Ecrit il y a 17 ans, en février 2006, cet article montre que la négation de l’antisémitisme par la gauche a une longue histoire et n’a rien à voir avec le conflit dit "isréalo-palestinien". A l’époque, je critiquais le multiculturalisme en tant qu’idéologie réactionnaire et bourgeoise qui ne servait qu’à diviser les travailleurs de différentes cultures et nations, comme si les travailleurs étaient incapables de construire ensemble une culture universaliste. Aujourd’hui, je n’utiliserais pas le mot "multiculturaliste" mais "identitaire" ou "identitaire de gauche", car la politique identitaire a remplacé le multiculturalisme ou a fusionné avec lui en tant qu’idéologie dominante de la gauche.

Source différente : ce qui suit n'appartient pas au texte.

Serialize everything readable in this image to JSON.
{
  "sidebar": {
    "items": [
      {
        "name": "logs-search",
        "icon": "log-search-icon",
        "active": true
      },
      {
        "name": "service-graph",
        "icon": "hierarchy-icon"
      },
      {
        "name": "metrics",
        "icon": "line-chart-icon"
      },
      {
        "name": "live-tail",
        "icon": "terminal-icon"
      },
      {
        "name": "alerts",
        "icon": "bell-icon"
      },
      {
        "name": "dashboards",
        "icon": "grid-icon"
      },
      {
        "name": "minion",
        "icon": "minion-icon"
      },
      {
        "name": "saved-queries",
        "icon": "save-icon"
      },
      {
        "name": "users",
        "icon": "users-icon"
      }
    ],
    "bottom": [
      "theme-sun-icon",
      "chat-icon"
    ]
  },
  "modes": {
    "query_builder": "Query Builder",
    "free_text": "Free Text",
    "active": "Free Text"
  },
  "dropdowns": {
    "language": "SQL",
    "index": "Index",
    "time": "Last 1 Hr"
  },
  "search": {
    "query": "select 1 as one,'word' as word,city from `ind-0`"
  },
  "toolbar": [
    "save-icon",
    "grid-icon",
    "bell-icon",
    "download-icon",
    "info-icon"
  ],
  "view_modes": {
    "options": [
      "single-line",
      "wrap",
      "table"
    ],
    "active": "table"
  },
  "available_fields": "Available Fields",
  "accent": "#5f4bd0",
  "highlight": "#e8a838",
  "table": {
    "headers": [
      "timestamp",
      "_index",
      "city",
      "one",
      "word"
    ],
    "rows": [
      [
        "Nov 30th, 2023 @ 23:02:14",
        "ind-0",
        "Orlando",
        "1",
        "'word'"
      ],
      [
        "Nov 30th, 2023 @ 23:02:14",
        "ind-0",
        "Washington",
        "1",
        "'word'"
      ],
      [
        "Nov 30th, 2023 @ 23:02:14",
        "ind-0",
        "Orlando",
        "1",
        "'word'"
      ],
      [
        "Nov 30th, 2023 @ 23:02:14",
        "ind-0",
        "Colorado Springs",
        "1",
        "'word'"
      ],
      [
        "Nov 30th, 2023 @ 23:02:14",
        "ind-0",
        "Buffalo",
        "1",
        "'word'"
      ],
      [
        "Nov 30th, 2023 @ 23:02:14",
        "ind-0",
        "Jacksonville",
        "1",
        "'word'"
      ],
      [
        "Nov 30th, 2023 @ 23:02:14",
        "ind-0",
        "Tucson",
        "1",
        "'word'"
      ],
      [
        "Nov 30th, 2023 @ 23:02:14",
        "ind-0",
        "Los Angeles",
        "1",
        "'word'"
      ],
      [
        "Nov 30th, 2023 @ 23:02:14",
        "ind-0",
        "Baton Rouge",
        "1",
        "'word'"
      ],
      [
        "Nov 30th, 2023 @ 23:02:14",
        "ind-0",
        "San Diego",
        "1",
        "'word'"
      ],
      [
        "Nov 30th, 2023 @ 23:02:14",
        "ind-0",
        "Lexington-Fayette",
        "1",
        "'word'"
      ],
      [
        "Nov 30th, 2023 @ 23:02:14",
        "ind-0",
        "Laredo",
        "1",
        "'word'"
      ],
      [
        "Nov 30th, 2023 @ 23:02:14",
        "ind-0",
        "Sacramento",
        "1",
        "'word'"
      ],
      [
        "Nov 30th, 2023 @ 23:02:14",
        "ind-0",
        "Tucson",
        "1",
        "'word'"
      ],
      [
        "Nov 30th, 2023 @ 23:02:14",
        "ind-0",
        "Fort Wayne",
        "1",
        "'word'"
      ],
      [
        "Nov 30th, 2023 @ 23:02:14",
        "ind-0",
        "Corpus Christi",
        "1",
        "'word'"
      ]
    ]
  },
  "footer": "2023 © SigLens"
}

Les réactions d’organisations comme la Ligue communiste révolutionnaire, l’Union juive française pour la paix (UJFP), la Coordination des appels pour une paix juste au Proche-Orient (CAJPO), le Mouvement contre le racisme et pour l’amitié entre les peuples (MRAP) ou la Ligue des droits de l’homme, ou d’intellectuels comme Esther Benbassa face au meurtre d’Ilan Halimi et au « gang des Barbares » illustrent parfaitement les effets pervers du multiculturalisme actuel dans le champ politique français. Au nom de la lutte contre le « communautarisme », tout ce beau monde invoque une sacro-sainte « prudence ».
Cette « prudence » peut sembler a priori justifiée après l’affaire dite du RER D où une mythomane « juive » avait prétendu avoir été agressée par des « Noirs et des Arabes ». Mais on ne retrouve jamais la même prudence chez la gauche multiculturaliste quand un flic excité, bourré, maladroit ou xénophobe, un voisin qui pète les plombs ou un colleur d’affiches de la droite ou de l’extrême droite tuent un jeune d’origine étrangère. La « prudence », si tant est qu’elle soit une vertu en matière politique, devrait en toute logique s’appliquer autant aux agressions et aux meurtres concernant les Maghrébins et les Africains qu’aux Juifs.
Pourtant, dans un cas (les violences ou les meurtres commis par des flics) nos penseurs multiculturalistes pensent que la prudence n’est pas nécessaire parce que ce corps de l’Etat est gangrené par le racisme (ce qui est parfaitement vrai) ; ils considèrent également que le voisin qui tire sur des jeunes en bas de son HLM ou le colleur d’affiches meurtrier est un raciste ou un facho (ce qui est souvent exact, mais pas toujours).
Dans l’autre cas (une bande de jeunes racketteurs et tortionnaires de banlieue) nos multiculturalistes jugent qu’il faut marcher sur des œufs avant de se prononcer sur la dimension raciste des tortures et du meurtre commis par les « Barbares » de Bagneux. Pourtant si cette bande avait été composée de jeunes Franco-Français, la gauche multiculturaliste n’invoquerait pas une seule seconde la « prudence ». Quand des jeunes sionistes tabassèrent Dieudonné sur un parking de Fort-de-France en mars 2005, personne ne se demanda s’il fallait faire une longue enquête pour dénoncer le caractère raciste de cet acte inadmissible. Tout le monde crut Dieudonné et non pas les jeunes nervis sionistes quand notre « comique » affirma qu’ils avaient proféré des insultes racistes à son égard.
Chez nos multiculturalistes de gauche, la prudence est donc une qualité à géométrie variable. C’est parce que la victime du meurtre de Bagneux est un Juif et que certains de ses assassins et tortionnaires sont d’origine africaine ou maghrébine qu’il faudrait faire preuve de prudence. Et cette chanson, toute la gauche multiculturaliste nous l’a entonnée du MRAP (qui a ensuite fait volte-face pour encore une fois changer d’avis) à Esther Benbassa. En dehors de la prudence nécessaire tant que l’enquête ne sera pas terminée, la gauche multiculturaliste invoque six autres arguments qui ne résistent pas à l’examen ou sont incohérents.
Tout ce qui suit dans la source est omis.